While there might be a financial incentive for clinics to continue treatment, there is an equally strong, perhaps stronger emotional incentive to call a stop to treatment that has gone too far, she says.

"The trauma of every single failure is so huge, I'm more inclined to try and help them move on," Dr Stern says. She does everything she can to manage patient expectations from the very beginning, to avoid patients developing unrealistic expectations, and to avoid having to confront those expectations with the brutal reality.

"I hope that after a first consultation, when we've discussed the options, that they have a much more realistic expectation," Dr Stern says. "I ram it down their throats, selfishly, because it's hard work every time it doesn't work."

Sandra Dill, CEO of ACCESS -- a non-profit support and advocacy group funded in part by fertility clinics -- agrees that even a financial incentive is unlikely to encourage doctors to over-service.

"Given the devastation that brings I'm not sure that the financial incentive is something that people would push," says Ms Dill, who herself experienced 12 years of unsuccessful fertility treatment.

"I know from having seen doctors and know from friends who wanted to keep pushing and have been really angry about doctors who say 'you really should stop'," she says. "Doctors feel they have a duty of care to the person not to see them continually putting themselves through treatment that's not going to work."

But it can be very hard for a doctor to say no, even in the face of appalling odds, says Dr Read.

"When you're a doctor, the desperation some people have, even though you as a doctor know that it's not right for them to keep going on, you get caught up a bit in the fact that they say 'if there is any chance I want to have a try'," she says.

As Professor Chapman puts it, "people would go out of their way to take a 1% chance on a cancer treatment".

Sandra Dill believes doctors need to be very upfront with patients about their chance of success within a certain time frame.

"When a patient presents, look at the details and say 'if we can help you we should be able to do it in 3-4 cycles'," says Ms Dill. "It raises the expectation that there will be finite number of cycles undergone."

But ultimately, it is up to the patient to manage their expectations, and to know when enough is enough.

"I did want to go on trying," says Ms Dill. "The realisation that you'll never be able to have a child is very difficult. It's finally giving up a dream."

But there can be life after infertility, she says, and perhaps the most important thing for couples undergoing IVF to realise is that they can survive it.

"What I think is good is we can know then and be satisfied, apart from the disappointment of not realising our dream of having a child, that we did all that we could."

FACTS ABOUT FERTILITY

* A couple is regarded as infertile when they have not conceived after 12 months of regular unprotected sexual intercourse.
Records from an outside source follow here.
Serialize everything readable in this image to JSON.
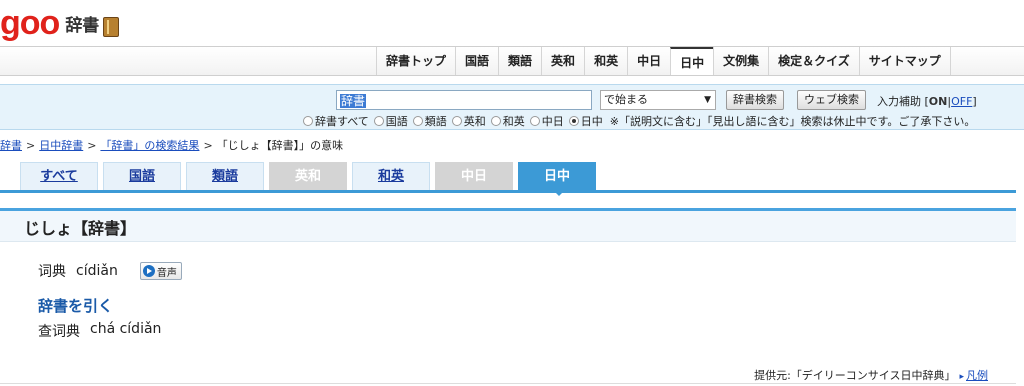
{
  "header": {
    "logo_goo": "goo",
    "logo_jisho": "辞書",
    "book_icon": "book-icon"
  },
  "topnav": {
    "items": [
      {
        "label": "辞書トップ"
      },
      {
        "label": "国語"
      },
      {
        "label": "類語"
      },
      {
        "label": "英和"
      },
      {
        "label": "和英"
      },
      {
        "label": "中日"
      },
      {
        "label": "日中",
        "active": true
      },
      {
        "label": "文例集"
      },
      {
        "label": "検定＆クイズ"
      },
      {
        "label": "サイトマップ"
      }
    ]
  },
  "search": {
    "value": "辞書",
    "mode": "で始まる",
    "search_button": "辞書検索",
    "web_button": "ウェブ検索",
    "assist_label": "入力補助 [",
    "assist_on": "ON",
    "assist_sep": "|",
    "assist_off": "OFF",
    "assist_close": "]",
    "radios": [
      {
        "label": "辞書すべて",
        "checked": false
      },
      {
        "label": "国語",
        "checked": false
      },
      {
        "label": "類語",
        "checked": false
      },
      {
        "label": "英和",
        "checked": false
      },
      {
        "label": "和英",
        "checked": false
      },
      {
        "label": "中日",
        "checked": false
      },
      {
        "label": "日中",
        "checked": true
      }
    ],
    "notice": "※「説明文に含む」「見出し語に含む」検索は休止中です。ご了承下さい。"
  },
  "breadcrumb": {
    "items": [
      "辞書",
      "日中辞書",
      "「辞書」の検索結果"
    ],
    "current": "「じしょ【辞書】」の意味"
  },
  "tabs": [
    {
      "label": "すべて",
      "state": "link"
    },
    {
      "label": "国語",
      "state": "link"
    },
    {
      "label": "類語",
      "state": "link"
    },
    {
      "label": "英和",
      "state": "disabled"
    },
    {
      "label": "和英",
      "state": "link"
    },
    {
      "label": "中日",
      "state": "disabled"
    },
    {
      "label": "日中",
      "state": "current"
    }
  ],
  "entry": {
    "title": "じしょ【辞書】",
    "word": "词典",
    "pinyin": "cídiǎn",
    "audio_label": "音声",
    "idiom": "辞書を引く",
    "idiom_word": "查词典",
    "idiom_pinyin": "chá cídiǎn"
  },
  "source": {
    "text": "提供元:「デイリーコンサイス日中辞典」",
    "link": "凡例"
  },
  "colors": {
    "accent": "#3c9ad6",
    "brand": "#e0221b",
    "link": "#1a4dbd"
  }
}
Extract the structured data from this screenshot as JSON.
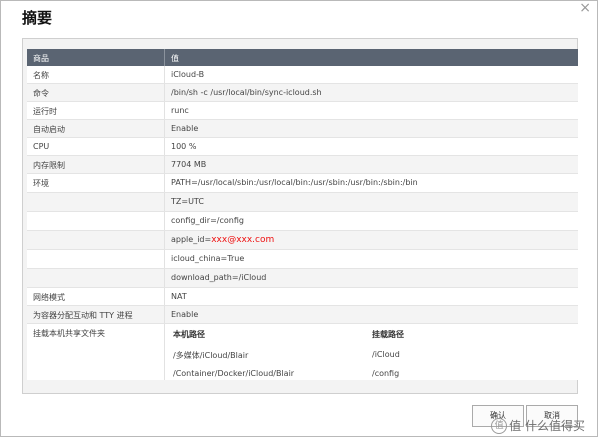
{
  "dialog": {
    "title": "摘要",
    "close_glyph": "×"
  },
  "table": {
    "header": {
      "key": "商品",
      "value": "值"
    },
    "rows": [
      {
        "key": "名称",
        "value": "iCloud-B"
      },
      {
        "key": "命令",
        "value": "/bin/sh -c /usr/local/bin/sync-icloud.sh"
      },
      {
        "key": "运行时",
        "value": "runc"
      },
      {
        "key": "自动启动",
        "value": "Enable"
      },
      {
        "key": "CPU",
        "value": "100 %"
      },
      {
        "key": "内存限制",
        "value": "7704 MB"
      },
      {
        "key": "环境",
        "value": "PATH=/usr/local/sbin:/usr/local/bin:/usr/sbin:/usr/bin:/sbin:/bin"
      },
      {
        "key": "",
        "value": "TZ=UTC"
      },
      {
        "key": "",
        "value": "config_dir=/config"
      },
      {
        "key": "",
        "value_prefix": "apple_id=",
        "value_red": "xxx@xxx.com"
      },
      {
        "key": "",
        "value": "icloud_china=True"
      },
      {
        "key": "",
        "value": "download_path=/iCloud"
      },
      {
        "key": "网络模式",
        "value": "NAT"
      },
      {
        "key": "为容器分配互动和 TTY 进程",
        "value": "Enable"
      }
    ],
    "mount": {
      "key": "挂载本机共享文件夹",
      "headers": {
        "host": "本机路径",
        "container": "挂载路径"
      },
      "rows": [
        {
          "host": "/多媒体/iCloud/Blair",
          "container": "/iCloud"
        },
        {
          "host": "/Container/Docker/iCloud/Blair",
          "container": "/config"
        }
      ]
    }
  },
  "buttons": {
    "ok": "确认",
    "cancel": "取消"
  },
  "watermark": "值 什么值得买"
}
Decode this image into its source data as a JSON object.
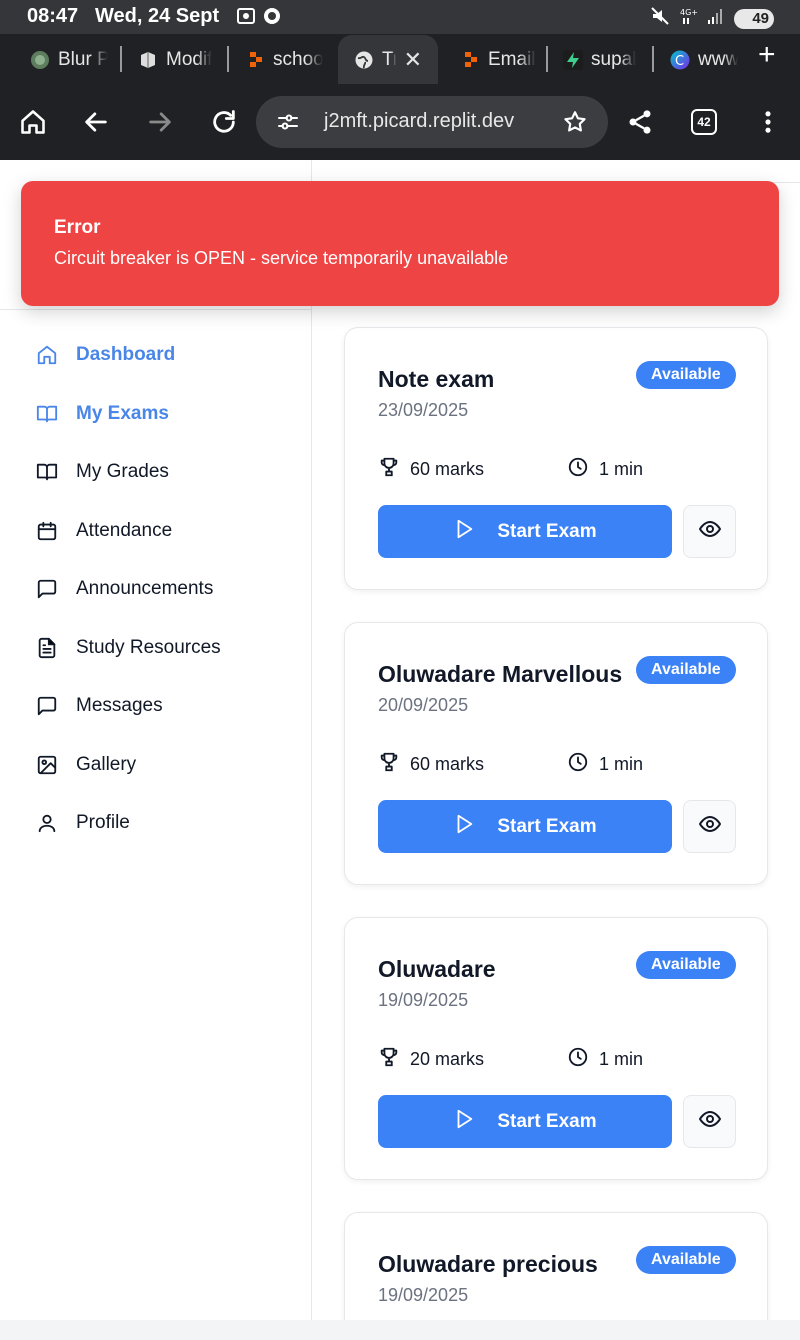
{
  "status_bar": {
    "time": "08:47",
    "date": "Wed, 24 Sept",
    "battery": "49"
  },
  "tabs": [
    {
      "label": "Blur P",
      "icon": "blur-app-icon"
    },
    {
      "label": "Modif",
      "icon": "modify-app-icon"
    },
    {
      "label": "schoo",
      "icon": "replit-icon"
    },
    {
      "label": "Tre",
      "icon": "globe-icon",
      "active": true
    },
    {
      "label": "Email",
      "icon": "replit-icon"
    },
    {
      "label": "supal",
      "icon": "supabase-icon"
    },
    {
      "label": "www",
      "icon": "canva-icon"
    }
  ],
  "toolbar": {
    "url": "j2mft.picard.replit.dev",
    "tab_count": "42"
  },
  "toast": {
    "title": "Error",
    "message": "Circuit breaker is OPEN - service temporarily unavailable",
    "color": "#ef4444"
  },
  "sidebar": {
    "items": [
      {
        "label": "Dashboard",
        "icon": "home-icon",
        "active": true
      },
      {
        "label": "My Exams",
        "icon": "book-open-icon",
        "active": true
      },
      {
        "label": "My Grades",
        "icon": "book-icon"
      },
      {
        "label": "Attendance",
        "icon": "calendar-icon"
      },
      {
        "label": "Announcements",
        "icon": "message-square-icon"
      },
      {
        "label": "Study Resources",
        "icon": "file-text-icon"
      },
      {
        "label": "Messages",
        "icon": "message-square-icon"
      },
      {
        "label": "Gallery",
        "icon": "image-icon"
      },
      {
        "label": "Profile",
        "icon": "user-icon"
      }
    ]
  },
  "exams": [
    {
      "title": "Note exam",
      "date": "23/09/2025",
      "status": "Available",
      "marks": "60 marks",
      "duration": "1 min",
      "action": "Start Exam"
    },
    {
      "title": "Oluwadare Marvellous",
      "date": "20/09/2025",
      "status": "Available",
      "marks": "60 marks",
      "duration": "1 min",
      "action": "Start Exam"
    },
    {
      "title": "Oluwadare",
      "date": "19/09/2025",
      "status": "Available",
      "marks": "20 marks",
      "duration": "1 min",
      "action": "Start Exam"
    },
    {
      "title": "Oluwadare precious",
      "date": "19/09/2025",
      "status": "Available",
      "marks": "",
      "duration": "",
      "action": ""
    }
  ],
  "colors": {
    "accent": "#3b82f6",
    "nav_active": "#4a86e8",
    "error": "#ef4444"
  }
}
* About 15% of Australian couples of reproductive age have a fertility problem.

* In about 40% of infertile couples, the problem is a male factor, in about 40% it is a female one, and for the remaining 20% it is a joint problem, or the cause is unknown.
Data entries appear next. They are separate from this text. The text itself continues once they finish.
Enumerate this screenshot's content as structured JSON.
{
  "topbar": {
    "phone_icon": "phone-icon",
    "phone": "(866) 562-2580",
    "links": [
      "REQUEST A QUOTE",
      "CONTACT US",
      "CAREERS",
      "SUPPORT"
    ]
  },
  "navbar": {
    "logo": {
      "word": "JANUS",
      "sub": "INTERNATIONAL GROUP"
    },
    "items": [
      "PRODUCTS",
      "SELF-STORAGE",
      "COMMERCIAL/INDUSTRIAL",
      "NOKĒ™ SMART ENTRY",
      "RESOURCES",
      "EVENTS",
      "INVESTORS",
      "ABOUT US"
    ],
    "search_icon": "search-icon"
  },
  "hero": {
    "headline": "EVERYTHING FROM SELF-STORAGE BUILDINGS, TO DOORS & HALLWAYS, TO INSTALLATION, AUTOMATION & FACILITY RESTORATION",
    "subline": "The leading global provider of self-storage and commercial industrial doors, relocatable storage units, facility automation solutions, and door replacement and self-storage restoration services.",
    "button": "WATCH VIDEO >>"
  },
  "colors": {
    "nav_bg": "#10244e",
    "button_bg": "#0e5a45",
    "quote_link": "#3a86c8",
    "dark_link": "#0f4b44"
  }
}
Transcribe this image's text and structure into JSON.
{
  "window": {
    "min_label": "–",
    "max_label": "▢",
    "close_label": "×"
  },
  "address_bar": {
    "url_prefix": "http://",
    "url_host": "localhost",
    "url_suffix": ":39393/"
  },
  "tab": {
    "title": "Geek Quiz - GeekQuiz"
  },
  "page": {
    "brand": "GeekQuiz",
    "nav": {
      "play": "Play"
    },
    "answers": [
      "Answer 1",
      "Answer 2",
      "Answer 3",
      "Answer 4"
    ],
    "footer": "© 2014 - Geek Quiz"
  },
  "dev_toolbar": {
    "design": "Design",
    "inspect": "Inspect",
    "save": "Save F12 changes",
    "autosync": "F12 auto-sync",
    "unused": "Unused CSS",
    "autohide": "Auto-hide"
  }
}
* For 80% of couples there is a proven medical cause.

* There is no evidence to suggest that stress causes infertility. There is plenty of evidence, however, that infertility causes stress.

* Three out of five couples conceive within six months of trying; one in four take between six months and a year. For the rest, conception takes more than a year, which means that there may be a problem.

Source: ACCESS

IVF BY NUMBERS

* There were 46,476 assisted reproductive technology treatment cycles in Australia in 2005, according to the National Perinatal Statistics Unit.
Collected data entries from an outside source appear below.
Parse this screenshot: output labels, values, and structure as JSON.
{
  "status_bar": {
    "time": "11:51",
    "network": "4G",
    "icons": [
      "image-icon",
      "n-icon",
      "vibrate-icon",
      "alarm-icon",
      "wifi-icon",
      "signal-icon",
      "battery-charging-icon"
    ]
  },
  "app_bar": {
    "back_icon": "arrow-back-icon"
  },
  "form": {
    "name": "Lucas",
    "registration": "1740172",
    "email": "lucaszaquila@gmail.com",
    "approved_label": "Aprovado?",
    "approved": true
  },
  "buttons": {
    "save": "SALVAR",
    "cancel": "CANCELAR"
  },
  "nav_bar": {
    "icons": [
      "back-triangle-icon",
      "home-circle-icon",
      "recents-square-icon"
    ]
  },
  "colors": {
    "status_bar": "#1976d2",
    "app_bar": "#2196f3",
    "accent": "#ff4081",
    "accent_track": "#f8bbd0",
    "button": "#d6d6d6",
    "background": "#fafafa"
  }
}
* The number of cycles rose 13.7% from 2004 to 2005.

* The average age of women taking part was 35.5 years in 2005, compared with 35.2 in 2002.

* The proportion of women over 40 years increased from 14.3% in 2002 to 15.3% in 2005.

* Women over 40 had 9917 cycles of assisted reproductive technology in Australia and New Zealand in 2005.

* Australia's "baby boom" -- a rise in fertility from 1.73 babies per woman in 2001 to 1.81 in 2005 -- was due to rising fertility in women over 30, says the Australian Bureau of Statistics.